= Andrea Natale =

American cardiologist and electrophysiologist

Andrea Natale is an Italian-born American cardiologist and electrophysiologist, i.e. a heart rhythm specialist. Natale is known for his work in atrial fibrillation ablation, and he is currently the executive director at the Texas Cardiac Arrhythmia Institute.

==Education==
Natale received his medical degree from the University of Florence Medical School, Florence, Italy and later underwent specialist training in Cardiology at the Catholic University of the Sacred Heart in Rome. He then attended Methodist Hospital, Baylor College, Houston, Texas as a research fellow. Subsequently, he completed his Residency (Cardiology and Electrophysiology) at University of Western Ontario in Canada and University of Wisconsin, Milwaukee.
Prior to his appointment as Executive Medical Director of the Texas Cardiovascular Arrhythmia Institute at St. David's Medical Center in Austin, Natale was faculty at Duke University, then Director of the Electrophysiology Section of the University of Kentucky in Lexington and Section Head for the Department of Cardiac Pacing and Electrophysiology and Medical Director for the Cleveland Clinic’s Center for Atrial Fibrillation.

==Career==
Natale has been active in the Heart Rhythm Society since its inception, where he has been recognized as a Founders Member in 2004, at Chairman Level in 2005 and at Ambassador Level in 2010. He has been member of several HRS committees (Relation with Industry, Reimbursement and Regulatory Affairs, Atrial Fibrillation Consensus Statement ). From 2005 through 2008, he has been a member of the Annual Meeting Program Committee and since 2011 a Trustee in the HRS Board.

Natale is a faculty member at various universities and scientific and medical institutions, including Stanford University and Case Western University. He is the author, co-author or editor of hundreds of published articles and various books on pacing and electrophysiology. He serves or has served on the editorial boards of numerous medical journals including the Heart Rhythm Journal, Journal of the American College of Cardiology, American Journal of Cardiology, Journal of Cardiovascular Electrophysiology, American Heart Journal, Circulation, Journal of Electrocardiology and is the editor-in-chief of the Journal of Atrial Fibrillation. Besides Venice Arrhythmias, he is the creator of EPLIVE, the first fully interactive meeting of his genre, where EP experts from various countries are invited to share their experience while observing live cases being performed in the state-of-the-art laboratories of TCAI in Austin, Texas.
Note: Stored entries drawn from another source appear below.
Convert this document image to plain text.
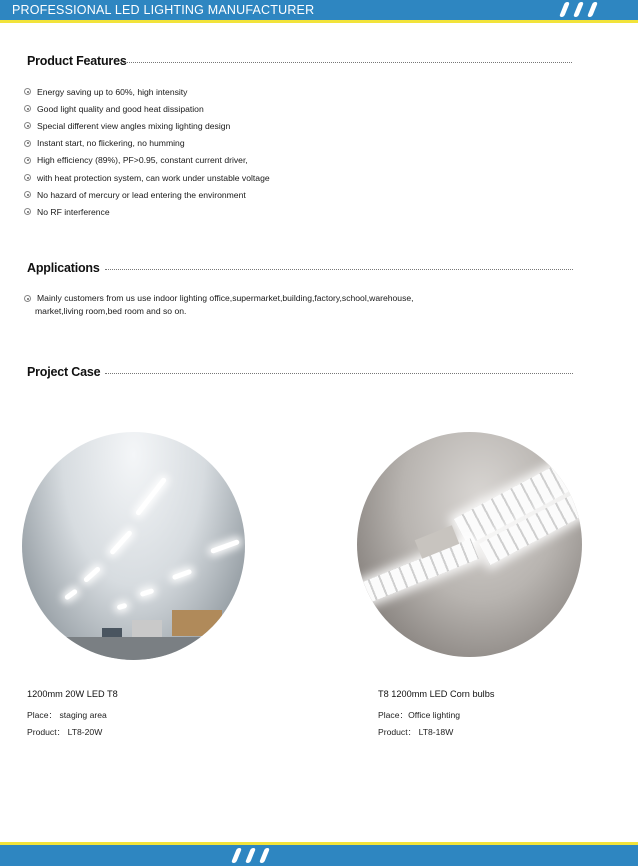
PROFESSIONAL LED LIGHTING MANUFACTURER
Product Features
Energy saving up to 60%, high intensity
Good light quality and good heat dissipation
Special different view angles mixing lighting design
Instant start, no flickering, no humming
High efficiency (89%), PF>0.95, constant current driver,
with heat protection system, can work under unstable voltage
No hazard of mercury or lead entering the environment
No RF interference
Applications
Mainly customers from us use indoor lighting office,supermarket,building,factory,school,warehouse,
market,living room,bed room and so on.
Project Case
1200mm 20W LED T8
Place： staging area
Product： LT8-20W
T8 1200mm LED Corn bulbs
Place：Office lighting
Product： LT8-18W
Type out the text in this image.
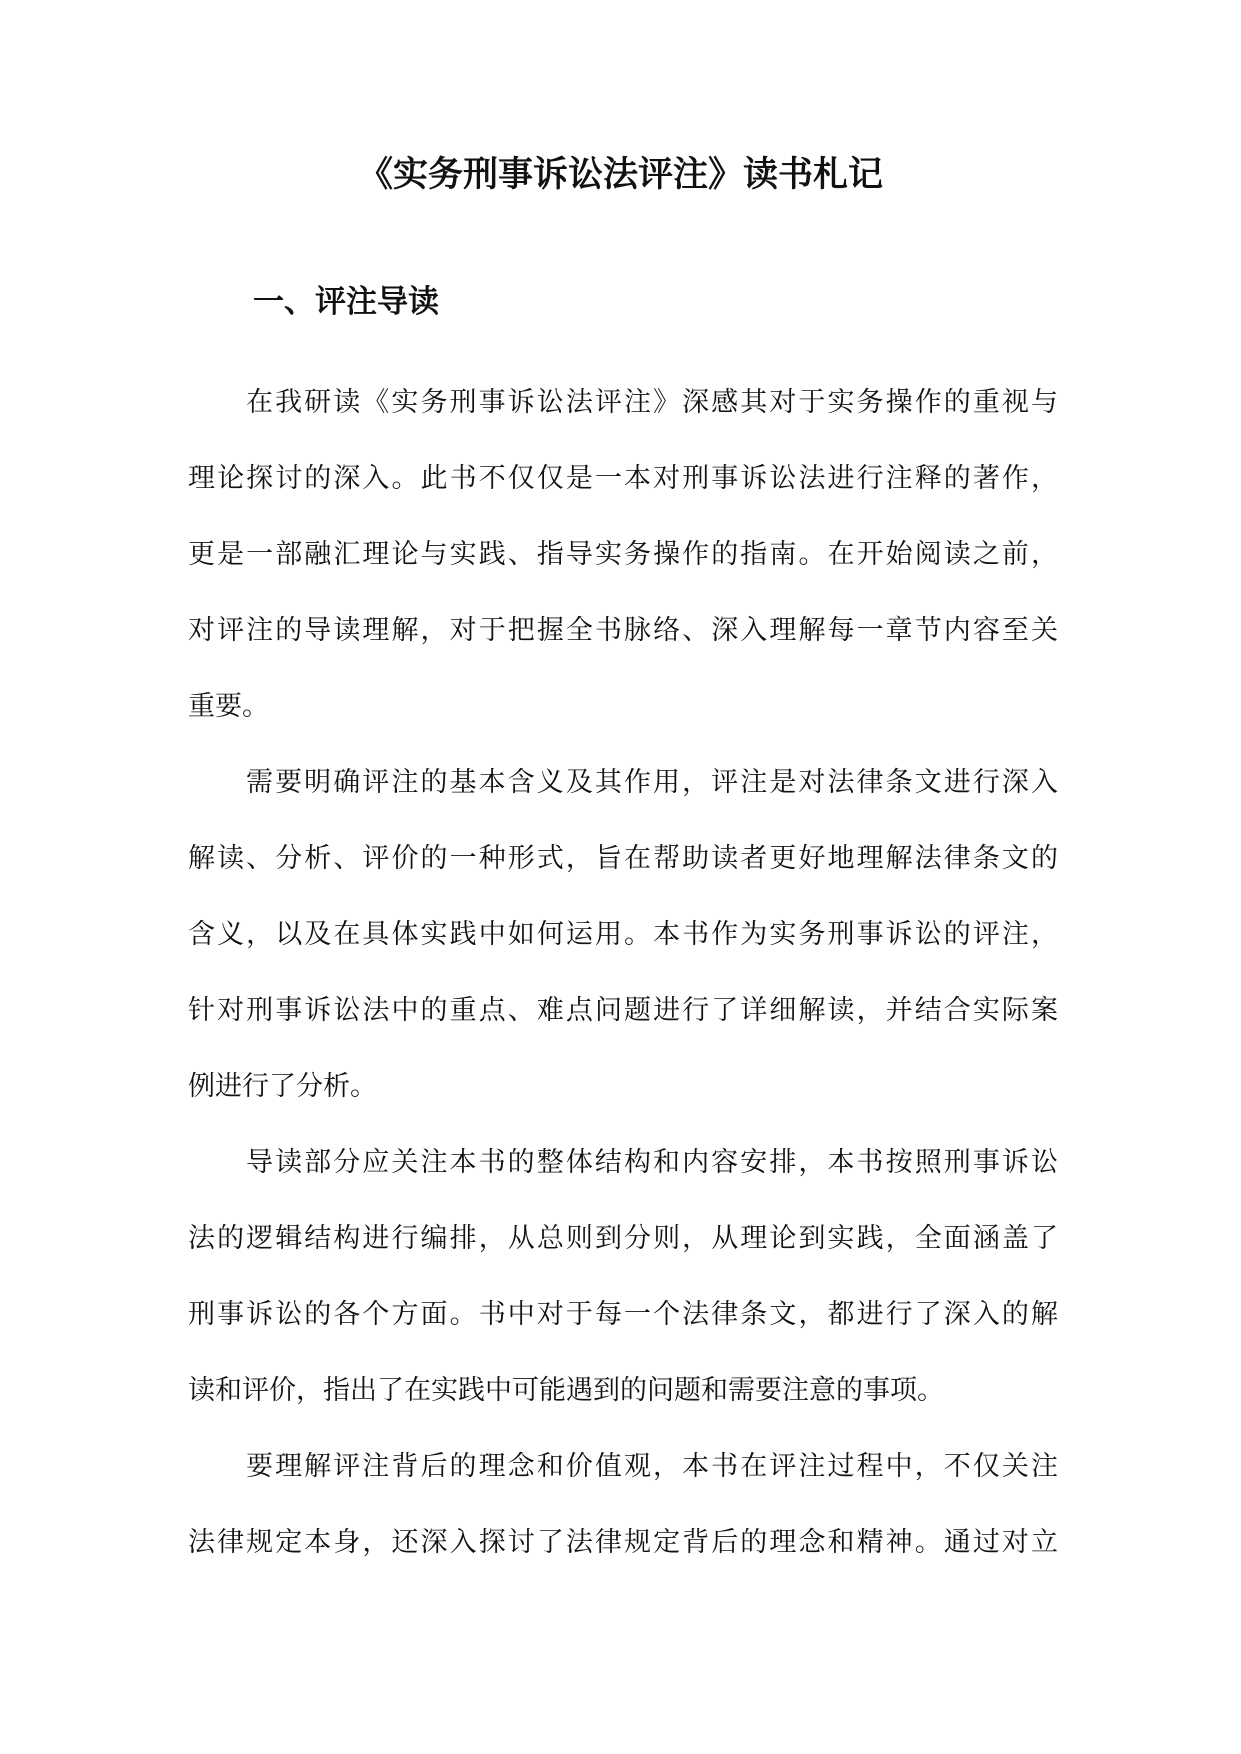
《实务刑事诉讼法评注》读书札记
一、评注导读

在我研读《实务刑事诉讼法评注》深感其对于实务操作的重视与
理论探讨的深入。此书不仅仅是一本对刑事诉讼法进行注释的著作，
更是一部融汇理论与实践、指导实务操作的指南。在开始阅读之前，
对评注的导读理解，对于把握全书脉络、深入理解每一章节内容至关
重要。

需要明确评注的基本含义及其作用，评注是对法律条文进行深入
解读、分析、评价的一种形式，旨在帮助读者更好地理解法律条文的
含义，以及在具体实践中如何运用。本书作为实务刑事诉讼的评注，
针对刑事诉讼法中的重点、难点问题进行了详细解读，并结合实际案
例进行了分析。

导读部分应关注本书的整体结构和内容安排，本书按照刑事诉讼
法的逻辑结构进行编排，从总则到分则，从理论到实践，全面涵盖了
刑事诉讼的各个方面。书中对于每一个法律条文，都进行了深入的解
读和评价，指出了在实践中可能遇到的问题和需要注意的事项。

要理解评注背后的理念和价值观，本书在评注过程中，不仅关注
法律规定本身，还深入探讨了法律规定背后的理念和精神。通过对立
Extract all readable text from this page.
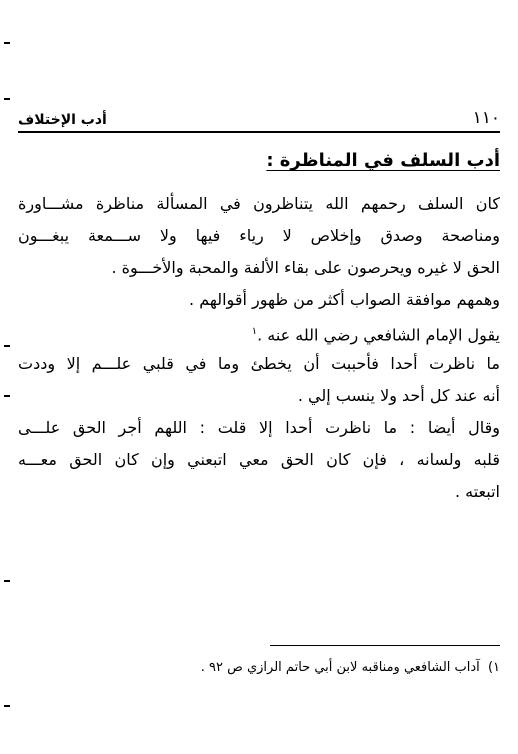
١١٠
أدب الإختلاف
أدب السلف في المناظرة :
كان السلف رحمهم الله يتناظرون في المسألة مناظرة مشـــاورة
ومناصحة وصدق وإخلاص لا رياء فيها ولا ســـمعة يبغـــون
الحق لا غيره ويحرصون على بقاء الألفة والمحبة والأخـــوة .
وهمهم موافقة الصواب أكثر من ظهور أقوالهم .
يقول الإمام الشافعي رضي الله عنه .$^١$
ما ناظرت أحدا فأحببت أن يخطئ وما في قلبي علـــم إلا وددت
أنه عند كل أحد ولا ينسب إلي .
وقال أيضا : ما ناظرت أحدا إلا قلت : اللهم أجر الحق علـــى
قلبه ولسانه ، فإن كان الحق معي اتبعني وإن كان الحق معـــه
اتبعته .
١) آداب الشافعي ومناقبه لابن أبي حاتم الرازي ص ٩٢ .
==Research and clinical achievements==
Natale pioneered a circumferential ultrasound vein-ablation system to correct atrial fibrillation and performed the procedure on the world's first patients. He also developed some of the current catheter-based cure strategies for atrial fibrillation, and was the first electrophysiologist in the US to perform percutaneous epicardial radiofrequency ablation, which is a treatment for people who fail conventional ablation. He has authored milestone papers on pivotal projects, such as PABA and RAAFT.

==Appointments==
Natale serves as the Executive Medical Director at Texas Cardiac Arrhythmia Institute at St. David’s Medical Center in Austin, Texas. Since 2007 he has been appointed Senior Director of the Arrhythmia Center at California Pacific Medical Center in San Francisco. In 2012 he also became Director of Interventional Electrophysiology at the Scripps Clinic in La Jolla, California, directed by Dr. Paul Tierstein and Dr. Eric Topol. Since April 2013 he is also Executive Director of the Al Sabah Arrhythmia institute at St Luke's -Roosevelt Medical Center, in New York.
He is a member, in charge of new technologies, for the Task Force on Atrial Fibrillation

== Personal life ==
In September 2020, he claimed that his daughter was "attacked" by Black Lives Matter protesters while at a stop light in Baltimore. However, 9-1-1 emergency call recordings and police body camera footage indicated that squeegee boys offered to clean the daughter's car windows, and that her boyfriend engaged the teens in a physical and verbal assault after threatening them with a knife. Natale later doubled down on his claims before deleting his Twitter account and apologizing.

==Honors==
Natale has received many awards for his clinical work and commitment to teaching, including the following:
- Cleveland Clinic Bakken Heart-Brain Institute Research Award
- Cleveland Clinic Innovator of the Year for 2004, 2005 and 2006
- Texas Cardiac Arrhythmia Institute: The Bury + Partners Innovation Award 2009. Austin, Texas.